Aos 87 anos, Ivone é a dona do samba no palco

Mauro Ferreira, Notas musicais

19.02.2009

Fiel ao título-lema de seu último álbum de inéditas, Sempre a Cantar (2004), Ivone Lara subiu na noite de quarta-feira, 18 de fevereiro de 2009, ao palco do Teatro Rival, no Rio de Janeiro (RJ), para apresentação única de show em que enfileirou sucessos e reviveu sambas que fazem parte da história do Império Serrano, a escola da qual faz parte desde a fundação, em 1947. A propósito, os dois sambas da lavra imperial - Aquarela Brasileira (Silas de Oliveira) e O Samba Não Pode Parar (Dilce Coutinho, Fabrício do Império e Paulo George) - foram grandes momentos de um show majestoso pela própria natureza da obra de Ivone Lara, mestra do partido alto e do samba de linhagem (mais) nobre, de raiz africana.

Aos 87 anos, devidamente perfilada pela jornalista Mila Burns no recém-lançado livro Nasci para Sonhar e Cantar - Dona Ivona Lara: a Mulher no Samba, a pioneira compositora mostrou no palco que ainda é dona de seu samba. Nem os limites impostos pela idade avançada impediram Ivone de levantar da cadeira estrategicamente posicionada no palco para ensaiar vivazes passos de samba enquanto revivia Se o Caminho É Meu, parceria de Paulinho Mocidade e Jurandir Berinjela, escolhida pela sambista para abrir seu disco Ivone Lara (Som Livre, 1985), talvez pelo fato de a letra do samba expressar um olhar poético e otimista sobre a vida, em sintonia com as letras das composições da lavra própria de Ivone, criadas com parceiros fiéis como Délcio Carvalho, co-autor dos sambas mais populares da pioneira artista.

Acompanhada por uma banda que incluiu seu neto, André Lara, no banjo, Ivone abriu o show de pé com seqüência irresistível de quatro sambas - Alguém me Avisou, Tendência, Enredo do meu Samba e Mas Quem Disse que Eu te Esqueço? - que já têm lugar cativo no imaginário popular. Em seguida, já sentada, ela tirou do baú uma jóia, Sorriso de Criança, que deu título ao seu segundo LP e que Beth Carvalho regravou em Saudades da Guanabara (1989) em dueto com ninguém menos do que Elizeth Cardoso (1920 - 1990) - divina cantora refratária a participações em discos alheios. Depois, já em dueto com um de seus parceiros recentes, Bruno Castro, Ivone apresentou Na Própria Palma, o partido de alto quilate que lançou no CD Sempre a Cantar, até então o último título de discografia iniciada tardiamente em 1978 com o álbum Samba Minha Verdade, Samba Minha Raiz (Odeon).

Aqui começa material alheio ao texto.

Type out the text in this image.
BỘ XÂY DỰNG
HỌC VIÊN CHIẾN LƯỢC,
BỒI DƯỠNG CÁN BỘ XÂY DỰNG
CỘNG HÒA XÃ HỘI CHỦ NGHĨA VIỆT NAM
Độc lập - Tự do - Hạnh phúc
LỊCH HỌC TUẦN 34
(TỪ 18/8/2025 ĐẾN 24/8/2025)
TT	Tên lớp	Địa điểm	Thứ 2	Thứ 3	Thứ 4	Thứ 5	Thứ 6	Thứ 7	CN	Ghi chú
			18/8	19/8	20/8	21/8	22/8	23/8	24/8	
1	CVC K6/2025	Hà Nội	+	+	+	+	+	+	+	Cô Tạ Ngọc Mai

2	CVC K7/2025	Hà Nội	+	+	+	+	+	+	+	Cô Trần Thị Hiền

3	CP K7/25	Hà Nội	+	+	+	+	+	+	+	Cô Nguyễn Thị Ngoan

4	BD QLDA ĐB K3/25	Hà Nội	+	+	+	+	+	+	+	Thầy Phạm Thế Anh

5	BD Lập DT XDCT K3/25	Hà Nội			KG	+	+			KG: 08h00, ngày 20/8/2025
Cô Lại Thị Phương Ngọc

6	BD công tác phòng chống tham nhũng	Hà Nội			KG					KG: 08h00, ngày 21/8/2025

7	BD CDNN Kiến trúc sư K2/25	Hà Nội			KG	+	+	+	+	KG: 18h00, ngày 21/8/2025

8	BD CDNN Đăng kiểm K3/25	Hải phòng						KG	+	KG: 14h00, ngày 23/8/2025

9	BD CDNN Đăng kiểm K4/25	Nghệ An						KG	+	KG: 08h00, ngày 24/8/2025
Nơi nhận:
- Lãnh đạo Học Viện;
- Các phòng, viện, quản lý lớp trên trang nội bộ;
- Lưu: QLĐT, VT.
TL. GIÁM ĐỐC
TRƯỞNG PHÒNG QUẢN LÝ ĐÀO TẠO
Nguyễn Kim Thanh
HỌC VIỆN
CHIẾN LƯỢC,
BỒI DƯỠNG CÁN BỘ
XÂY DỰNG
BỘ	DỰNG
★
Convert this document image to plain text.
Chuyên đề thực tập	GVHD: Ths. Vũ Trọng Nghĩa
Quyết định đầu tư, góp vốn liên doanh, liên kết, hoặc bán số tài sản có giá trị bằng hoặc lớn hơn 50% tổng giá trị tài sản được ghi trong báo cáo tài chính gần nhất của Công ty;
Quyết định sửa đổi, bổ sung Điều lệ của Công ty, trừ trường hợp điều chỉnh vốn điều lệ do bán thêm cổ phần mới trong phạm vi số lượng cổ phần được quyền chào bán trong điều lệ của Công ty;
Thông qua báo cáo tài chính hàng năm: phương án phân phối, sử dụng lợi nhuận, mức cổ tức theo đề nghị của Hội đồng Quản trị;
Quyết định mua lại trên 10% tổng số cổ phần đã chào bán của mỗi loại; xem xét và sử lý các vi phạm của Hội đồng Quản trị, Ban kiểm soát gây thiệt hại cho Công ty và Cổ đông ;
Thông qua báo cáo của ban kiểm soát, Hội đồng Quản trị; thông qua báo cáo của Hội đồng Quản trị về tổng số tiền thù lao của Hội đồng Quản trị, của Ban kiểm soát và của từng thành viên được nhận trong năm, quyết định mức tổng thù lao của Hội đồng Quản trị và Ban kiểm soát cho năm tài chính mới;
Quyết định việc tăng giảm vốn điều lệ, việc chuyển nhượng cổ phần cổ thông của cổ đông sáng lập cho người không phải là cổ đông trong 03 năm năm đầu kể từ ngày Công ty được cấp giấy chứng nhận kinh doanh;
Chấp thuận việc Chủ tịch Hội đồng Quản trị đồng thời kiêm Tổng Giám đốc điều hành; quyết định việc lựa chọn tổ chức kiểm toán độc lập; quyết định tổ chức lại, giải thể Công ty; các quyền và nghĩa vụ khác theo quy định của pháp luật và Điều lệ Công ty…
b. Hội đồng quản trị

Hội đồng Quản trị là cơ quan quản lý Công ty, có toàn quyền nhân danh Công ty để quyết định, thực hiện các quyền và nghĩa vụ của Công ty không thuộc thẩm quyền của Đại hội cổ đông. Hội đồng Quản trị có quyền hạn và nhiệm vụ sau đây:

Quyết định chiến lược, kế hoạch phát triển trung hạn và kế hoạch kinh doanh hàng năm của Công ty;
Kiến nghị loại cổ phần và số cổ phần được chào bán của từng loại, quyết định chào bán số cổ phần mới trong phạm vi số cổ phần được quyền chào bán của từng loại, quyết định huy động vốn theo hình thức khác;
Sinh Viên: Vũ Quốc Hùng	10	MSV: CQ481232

Sim, o samba soa verdadeiro na voz de Ivone. Mesmo já desgastada pelo tempo, sua voz passa uma verdade que faz com o que o show perca parte de seu encanto quando os convidados assumem a cena. Bruno Castro canta Universidade do Samba - com letra que relaciona vários mestres do gênero, inclusive a própria Ivone - e a cantora Renata Jambeiro dá seqüência a esta espécia de intervalo com Canto de Rainha, samba feito por Arlindo Cruz e Sombrinha em tributo à majestosa sambista. Com excessiva movimentação, procurando forçar um tom caloroso, Jambeiro entoou também Lenda das Sereias - o samba-enredo de 1976 que o Império Serrano revive no Carnaval de 2009 - e Isto Aqui o que É? (Ary Barroso). A nova cantora pecou pelo excesso.

Ivone, a rigor, nunca sai do palco, mas o show somente retoma seu trilho quando ela reassume o microfone e emenda, de uma tacada, Se o Caminho É Meu, Nos Combates desta Vida e Sereia Guiomar. Mais tarde, ao puxar um ponto afro na introdução de Essência de um Grande Amor, Ivone mostra de onde descende sua nobreza. E vem então mais sucessos: Acreditar (reforçado desde o primeiro verso com o coro do público que lotou o Teatro Rival), Sonho Meu e Candeeiro da Vovó. Após uma apoteótica Aquarela Brasileira, cantada por Ivone com tamanha empolgação que parecia estar defendendo o Império Serrano na avenida no Carnaval de 1964, o grand finale foi com versão a capella de Sorriso Negro, com Ivone e os músicos de mãos dadas, na beira do palco. Ivone Lara nasceu para cantar e fazer sua platéia sonhar.